Monday, June 25, 2007

Food-origin law is back from oblivion

Food-origin law is back from oblivion

http://www.chicagotribune.com/business/chi-060710label-story,1,6159286.story?coll=chi-news-hed

After we have a serious scare with imported poison additives from China into our pet foods, we find that some of the imported poisonous additives from China have been added to the food suppy of our food animals such as the feed for cattle, chickens, and others. There have been other tainted items such as tooth paste imported from China that have also scared Americans.

Just when you think Congress does not have a law on the books to require marking the country of origin on food items, you find out we are wrong.

"The short answer: There is. And there has been since 2002.The more complicated answer is that what Congress passes, Congress can take away. The requirement for "country-of-origin labeling"—or COOL, as Washington knows it—for food products was postponed a year after its adoption, due to heavy lobbying from food groups saying the law was unnecessary and expensive.Recent fears over imported foods, however, have given new momentum to reviving the law."

It was a very good idea, but the collective lobby of big business caused our congress to postpone enabling it.

Well, now we are promised by many elected officials that we will see the COOL (country of origin label) bill brought out from hibernationwithin 2 years.

I want to know where my food is coming from.
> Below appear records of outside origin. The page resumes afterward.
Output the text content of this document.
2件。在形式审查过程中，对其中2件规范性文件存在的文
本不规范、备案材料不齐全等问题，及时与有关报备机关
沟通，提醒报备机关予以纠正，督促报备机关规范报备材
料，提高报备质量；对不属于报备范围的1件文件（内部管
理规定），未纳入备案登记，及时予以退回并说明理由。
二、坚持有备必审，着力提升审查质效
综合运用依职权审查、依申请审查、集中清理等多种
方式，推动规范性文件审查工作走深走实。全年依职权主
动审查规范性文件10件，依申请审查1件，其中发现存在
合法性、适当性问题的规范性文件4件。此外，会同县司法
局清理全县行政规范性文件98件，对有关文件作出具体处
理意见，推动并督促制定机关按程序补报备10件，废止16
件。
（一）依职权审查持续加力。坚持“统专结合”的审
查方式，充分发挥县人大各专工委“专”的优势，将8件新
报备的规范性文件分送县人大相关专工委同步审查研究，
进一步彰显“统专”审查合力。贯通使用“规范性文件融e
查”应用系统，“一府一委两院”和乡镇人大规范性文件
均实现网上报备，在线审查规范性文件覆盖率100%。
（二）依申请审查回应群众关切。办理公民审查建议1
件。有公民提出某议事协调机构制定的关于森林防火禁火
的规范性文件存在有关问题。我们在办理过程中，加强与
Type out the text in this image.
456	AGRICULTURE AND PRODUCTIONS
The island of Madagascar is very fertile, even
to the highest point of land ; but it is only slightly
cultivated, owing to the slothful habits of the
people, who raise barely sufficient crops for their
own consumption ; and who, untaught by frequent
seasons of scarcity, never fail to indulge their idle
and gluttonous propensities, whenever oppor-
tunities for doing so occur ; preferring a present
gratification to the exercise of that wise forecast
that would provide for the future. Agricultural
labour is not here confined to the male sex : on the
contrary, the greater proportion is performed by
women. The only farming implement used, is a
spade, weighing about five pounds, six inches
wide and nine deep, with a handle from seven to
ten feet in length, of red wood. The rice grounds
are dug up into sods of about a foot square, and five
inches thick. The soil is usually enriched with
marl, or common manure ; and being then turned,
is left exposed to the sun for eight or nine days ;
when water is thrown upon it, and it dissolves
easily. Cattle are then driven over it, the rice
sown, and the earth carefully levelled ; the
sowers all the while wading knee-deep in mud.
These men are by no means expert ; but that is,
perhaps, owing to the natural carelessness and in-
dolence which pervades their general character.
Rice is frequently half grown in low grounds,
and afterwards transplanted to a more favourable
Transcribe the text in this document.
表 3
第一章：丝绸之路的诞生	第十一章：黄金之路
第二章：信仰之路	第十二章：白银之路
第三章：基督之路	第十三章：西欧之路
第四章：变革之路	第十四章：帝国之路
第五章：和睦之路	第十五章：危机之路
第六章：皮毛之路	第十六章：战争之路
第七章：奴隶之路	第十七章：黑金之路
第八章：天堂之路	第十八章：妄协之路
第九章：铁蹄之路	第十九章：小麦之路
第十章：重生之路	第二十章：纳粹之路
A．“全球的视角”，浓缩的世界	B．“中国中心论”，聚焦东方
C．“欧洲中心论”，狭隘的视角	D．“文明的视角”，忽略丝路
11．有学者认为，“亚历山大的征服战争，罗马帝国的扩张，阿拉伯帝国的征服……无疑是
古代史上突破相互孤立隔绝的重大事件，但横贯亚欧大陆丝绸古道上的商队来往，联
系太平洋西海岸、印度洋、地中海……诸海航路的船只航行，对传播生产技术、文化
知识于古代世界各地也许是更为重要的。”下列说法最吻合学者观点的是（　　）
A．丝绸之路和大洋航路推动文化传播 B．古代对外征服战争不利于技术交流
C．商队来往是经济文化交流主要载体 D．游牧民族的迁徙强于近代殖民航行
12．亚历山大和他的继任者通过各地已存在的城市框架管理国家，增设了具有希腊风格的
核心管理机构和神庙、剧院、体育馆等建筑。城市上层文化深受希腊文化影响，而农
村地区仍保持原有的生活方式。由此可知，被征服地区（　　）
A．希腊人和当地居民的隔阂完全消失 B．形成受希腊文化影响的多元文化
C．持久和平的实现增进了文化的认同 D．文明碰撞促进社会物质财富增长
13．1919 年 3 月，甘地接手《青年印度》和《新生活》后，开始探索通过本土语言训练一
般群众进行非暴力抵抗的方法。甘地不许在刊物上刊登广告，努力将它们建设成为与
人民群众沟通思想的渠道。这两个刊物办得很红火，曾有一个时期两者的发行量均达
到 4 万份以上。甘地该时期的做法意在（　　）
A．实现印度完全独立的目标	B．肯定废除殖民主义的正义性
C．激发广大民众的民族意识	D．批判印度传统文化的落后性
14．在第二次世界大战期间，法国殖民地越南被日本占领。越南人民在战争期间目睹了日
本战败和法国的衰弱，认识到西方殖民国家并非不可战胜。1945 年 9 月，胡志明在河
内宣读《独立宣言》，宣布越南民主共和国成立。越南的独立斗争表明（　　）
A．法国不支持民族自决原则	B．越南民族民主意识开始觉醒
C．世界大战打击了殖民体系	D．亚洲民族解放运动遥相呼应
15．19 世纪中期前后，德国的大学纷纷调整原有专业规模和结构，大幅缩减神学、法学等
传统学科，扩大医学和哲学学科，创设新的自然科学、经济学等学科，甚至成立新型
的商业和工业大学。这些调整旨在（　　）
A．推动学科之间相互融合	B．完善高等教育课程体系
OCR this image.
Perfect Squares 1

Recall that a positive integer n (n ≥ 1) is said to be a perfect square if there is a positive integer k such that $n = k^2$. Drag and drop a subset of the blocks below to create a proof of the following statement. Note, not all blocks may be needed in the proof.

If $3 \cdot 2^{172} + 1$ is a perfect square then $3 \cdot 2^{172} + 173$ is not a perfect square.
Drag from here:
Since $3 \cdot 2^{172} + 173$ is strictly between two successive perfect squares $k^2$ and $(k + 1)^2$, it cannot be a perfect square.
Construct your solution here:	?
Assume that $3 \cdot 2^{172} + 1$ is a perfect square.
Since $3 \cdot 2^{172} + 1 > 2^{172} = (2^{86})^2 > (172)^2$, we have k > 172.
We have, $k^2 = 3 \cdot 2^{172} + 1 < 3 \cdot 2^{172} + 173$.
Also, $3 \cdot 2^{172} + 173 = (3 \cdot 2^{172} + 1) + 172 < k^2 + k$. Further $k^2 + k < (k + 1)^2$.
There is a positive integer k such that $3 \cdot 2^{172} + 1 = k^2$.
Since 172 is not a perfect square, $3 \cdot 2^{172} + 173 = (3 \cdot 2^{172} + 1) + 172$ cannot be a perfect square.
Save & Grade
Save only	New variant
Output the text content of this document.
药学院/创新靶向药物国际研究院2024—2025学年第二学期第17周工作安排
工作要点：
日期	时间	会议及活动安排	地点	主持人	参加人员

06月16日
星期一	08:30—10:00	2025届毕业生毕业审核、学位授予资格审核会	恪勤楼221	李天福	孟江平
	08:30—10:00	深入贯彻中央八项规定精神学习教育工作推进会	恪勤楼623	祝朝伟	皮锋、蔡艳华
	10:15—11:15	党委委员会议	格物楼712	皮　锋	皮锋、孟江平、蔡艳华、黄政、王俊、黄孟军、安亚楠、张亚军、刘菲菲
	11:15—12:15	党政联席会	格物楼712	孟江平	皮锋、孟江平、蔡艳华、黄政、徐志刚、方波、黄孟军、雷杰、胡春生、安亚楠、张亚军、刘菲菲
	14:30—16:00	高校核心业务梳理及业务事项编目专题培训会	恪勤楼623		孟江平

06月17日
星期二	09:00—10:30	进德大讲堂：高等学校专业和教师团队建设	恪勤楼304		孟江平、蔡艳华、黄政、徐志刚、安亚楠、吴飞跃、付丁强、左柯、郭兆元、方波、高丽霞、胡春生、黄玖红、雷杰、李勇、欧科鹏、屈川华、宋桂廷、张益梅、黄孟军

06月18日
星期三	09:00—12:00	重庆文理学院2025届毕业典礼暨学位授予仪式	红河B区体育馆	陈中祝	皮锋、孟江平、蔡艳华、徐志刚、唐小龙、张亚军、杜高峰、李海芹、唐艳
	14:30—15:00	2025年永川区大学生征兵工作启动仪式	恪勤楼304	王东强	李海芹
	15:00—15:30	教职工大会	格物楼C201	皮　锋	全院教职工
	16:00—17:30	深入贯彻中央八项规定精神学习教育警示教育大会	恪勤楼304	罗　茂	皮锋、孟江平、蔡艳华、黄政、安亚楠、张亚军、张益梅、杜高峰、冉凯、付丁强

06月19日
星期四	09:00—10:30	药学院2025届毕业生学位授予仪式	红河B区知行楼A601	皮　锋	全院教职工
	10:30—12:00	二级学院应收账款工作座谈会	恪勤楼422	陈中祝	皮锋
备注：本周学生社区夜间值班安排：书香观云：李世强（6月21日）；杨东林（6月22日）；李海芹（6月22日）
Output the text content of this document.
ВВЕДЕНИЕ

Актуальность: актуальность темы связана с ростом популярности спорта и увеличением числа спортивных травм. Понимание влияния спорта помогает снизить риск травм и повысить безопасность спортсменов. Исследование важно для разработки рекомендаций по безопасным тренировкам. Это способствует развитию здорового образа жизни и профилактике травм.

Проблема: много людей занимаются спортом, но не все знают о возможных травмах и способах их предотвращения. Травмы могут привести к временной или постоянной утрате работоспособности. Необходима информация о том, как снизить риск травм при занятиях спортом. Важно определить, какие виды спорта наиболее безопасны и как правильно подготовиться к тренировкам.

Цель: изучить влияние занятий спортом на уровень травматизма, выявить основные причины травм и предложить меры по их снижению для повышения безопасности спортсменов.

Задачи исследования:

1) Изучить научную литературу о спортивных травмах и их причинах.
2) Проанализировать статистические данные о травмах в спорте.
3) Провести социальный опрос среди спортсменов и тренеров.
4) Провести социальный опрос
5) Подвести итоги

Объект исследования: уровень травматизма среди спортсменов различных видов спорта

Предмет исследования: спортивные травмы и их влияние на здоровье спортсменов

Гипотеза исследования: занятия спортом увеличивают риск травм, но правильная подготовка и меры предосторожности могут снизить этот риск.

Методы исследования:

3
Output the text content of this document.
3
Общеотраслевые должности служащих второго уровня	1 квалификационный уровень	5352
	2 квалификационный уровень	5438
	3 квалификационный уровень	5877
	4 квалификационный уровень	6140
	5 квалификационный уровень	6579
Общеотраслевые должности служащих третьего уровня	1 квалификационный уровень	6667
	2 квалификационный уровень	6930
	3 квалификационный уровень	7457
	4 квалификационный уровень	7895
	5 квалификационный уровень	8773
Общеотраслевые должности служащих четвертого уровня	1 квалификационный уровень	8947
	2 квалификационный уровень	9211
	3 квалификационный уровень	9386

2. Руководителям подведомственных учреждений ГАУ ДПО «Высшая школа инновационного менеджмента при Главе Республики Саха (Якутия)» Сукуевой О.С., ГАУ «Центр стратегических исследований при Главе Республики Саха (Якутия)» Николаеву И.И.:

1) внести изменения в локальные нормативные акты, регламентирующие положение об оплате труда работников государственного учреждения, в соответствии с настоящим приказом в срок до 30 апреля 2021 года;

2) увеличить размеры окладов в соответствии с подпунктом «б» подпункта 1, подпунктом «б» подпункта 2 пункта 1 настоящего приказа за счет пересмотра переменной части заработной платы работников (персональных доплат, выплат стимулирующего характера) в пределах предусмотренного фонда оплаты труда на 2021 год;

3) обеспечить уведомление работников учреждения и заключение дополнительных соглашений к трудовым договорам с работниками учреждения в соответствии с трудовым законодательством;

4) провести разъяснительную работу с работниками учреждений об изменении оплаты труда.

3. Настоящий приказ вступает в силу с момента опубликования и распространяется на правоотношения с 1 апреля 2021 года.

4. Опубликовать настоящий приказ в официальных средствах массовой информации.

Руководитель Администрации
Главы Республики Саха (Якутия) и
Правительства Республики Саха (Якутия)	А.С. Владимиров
I want to make sure it is healthy from quality sources. I want it fresh and probably not frozen. I want all additives listed.

It seems that there are exceptions to the COOL law even today such as restaurants and prepared food items. I think restaurant foods should be labeled as well as prepared foods, also.

Some business groups say that the cost to label overseas products would cost about $1,500 in each American food store. I think the American consume would benefit from better quality and better prices to know where the food came from. If American seafood prices are generally higher than Asian seafood, for example, we should benefit from lower prices. Maybe the American consumer should learn the pros and cons between Australian lamb and American lamb. I'll stand corrected but I think that many farmers in America are suffering from foreign competition with unfair prices and also the unfair belief that most items are equal in taste, freshness, quality, purity, safety, ingredients, nutrition, and other yardsticks. I think that labeling and additional consumer educations would benefit America.

It seems that other countries can enforce inspection standards and refuse American food imports, while America does not even inspect food imports. There should be a level playing field for American food exporters where currently they cannot compete fairly on their stock. And the American consumer has to be fairly treated as to price, quality, safety, taste and all other food yardsticks.

Why Congress has to wait until COOL's suspension is due to end in September 2008 is beyond me. I think the suspension should be suspended immediately. What do you think? Contact your Senators and Congressperson immediately.